De l’incandescent sec, des rebonds inverses, du centrifuge extrême. Chez Christian Hubin, le propre, l’impropre, l’identité n’existent pas. On est au bord du temps, avant la division du monde entre objet et sujet, dans un monde fuyant, rendu à sa nudité première. Chaque poème est comme l’ombre scalpée de l’invisible figure du temps. Chaque livre est comme l’intransigeante partition de ce qui se trame dans un espace-temps qui ne se manifeste que sur le mode de l’effleurement. « Que bouger / rétracte. »

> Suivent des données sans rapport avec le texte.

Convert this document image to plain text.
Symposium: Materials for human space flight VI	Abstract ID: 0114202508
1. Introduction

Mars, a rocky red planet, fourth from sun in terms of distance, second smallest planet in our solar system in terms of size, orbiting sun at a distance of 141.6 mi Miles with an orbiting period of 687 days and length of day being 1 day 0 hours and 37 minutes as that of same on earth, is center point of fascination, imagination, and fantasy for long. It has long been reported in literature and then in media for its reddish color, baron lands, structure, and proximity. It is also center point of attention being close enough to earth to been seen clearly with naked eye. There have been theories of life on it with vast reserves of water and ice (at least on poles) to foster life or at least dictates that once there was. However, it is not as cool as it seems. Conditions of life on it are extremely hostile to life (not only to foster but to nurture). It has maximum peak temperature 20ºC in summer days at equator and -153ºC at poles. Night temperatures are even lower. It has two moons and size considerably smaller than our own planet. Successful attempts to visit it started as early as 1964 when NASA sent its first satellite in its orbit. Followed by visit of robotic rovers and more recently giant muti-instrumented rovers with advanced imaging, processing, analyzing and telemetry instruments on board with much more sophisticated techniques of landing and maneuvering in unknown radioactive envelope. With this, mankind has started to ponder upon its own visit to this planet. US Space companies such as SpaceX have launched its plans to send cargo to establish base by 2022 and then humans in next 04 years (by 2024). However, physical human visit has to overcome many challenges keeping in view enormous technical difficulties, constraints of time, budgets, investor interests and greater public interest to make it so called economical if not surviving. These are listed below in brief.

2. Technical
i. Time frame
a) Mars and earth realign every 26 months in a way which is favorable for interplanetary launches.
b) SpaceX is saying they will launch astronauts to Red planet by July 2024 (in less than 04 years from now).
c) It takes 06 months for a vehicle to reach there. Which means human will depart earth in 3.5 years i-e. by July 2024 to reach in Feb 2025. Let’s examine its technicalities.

Tout est modulation vers de l’être encore à être, mouvement d’émergence difficile à appréhender sinon par fragments qui font bégayer une parole qui ne peut saisir que des épiphanies d’altérité, le battement d’ombre de ce qui précède un sens. Un monde rendu à ses prémices, à son nimbe de stupeur, au bruissement blanc de ses irisations de dissonances. Un univers rebelle à tout asservissement – « Coadjacent / à / tous, // externe / à / tous » –, échappant au troc du langage, ne connaissant que la logique du discontinu, du fluctuant, du surgissant. Un univers avec lequel Christian Hubin entretient un étrange rapport de réceptivité, une forme d’intimité qui prend la forme d’une présence résonante et dont il donne à sentir l’emprise énigmatique : « Où / comme sans // – ni / dire ». Énigmatique parce que s’engendrant à coups d’effacements par apparitions – « Où / ce qui n’est, // ne cesse / pas. » – c’est-à-dire sur le mode héraclitéen des préfigurations et des latences où rien n’arrive à surgir comme terme. D’où ces poèmes à la beauté ruinée, comme s’il ne restait plus qu’un son d’un possible échappé. Des vers dont le caractère elliptique, le non-dit, scellent la connivence avec un antérieur de la langue, l’en deçà du visible et l’invisible de la face du son.
R.B.
Face du son de Christian Hubin
L’Étoile des limites, 56 pages, 11 €
Poésie Face du son de Christian Hubin
octobre 2017 | Le Matricule des Anges n°187
| par
Richard Blin
Un livre
Face du son de Christian Hubin
Par
Richard Blin
Le Matricule des Anges n°187
, octobre 2017.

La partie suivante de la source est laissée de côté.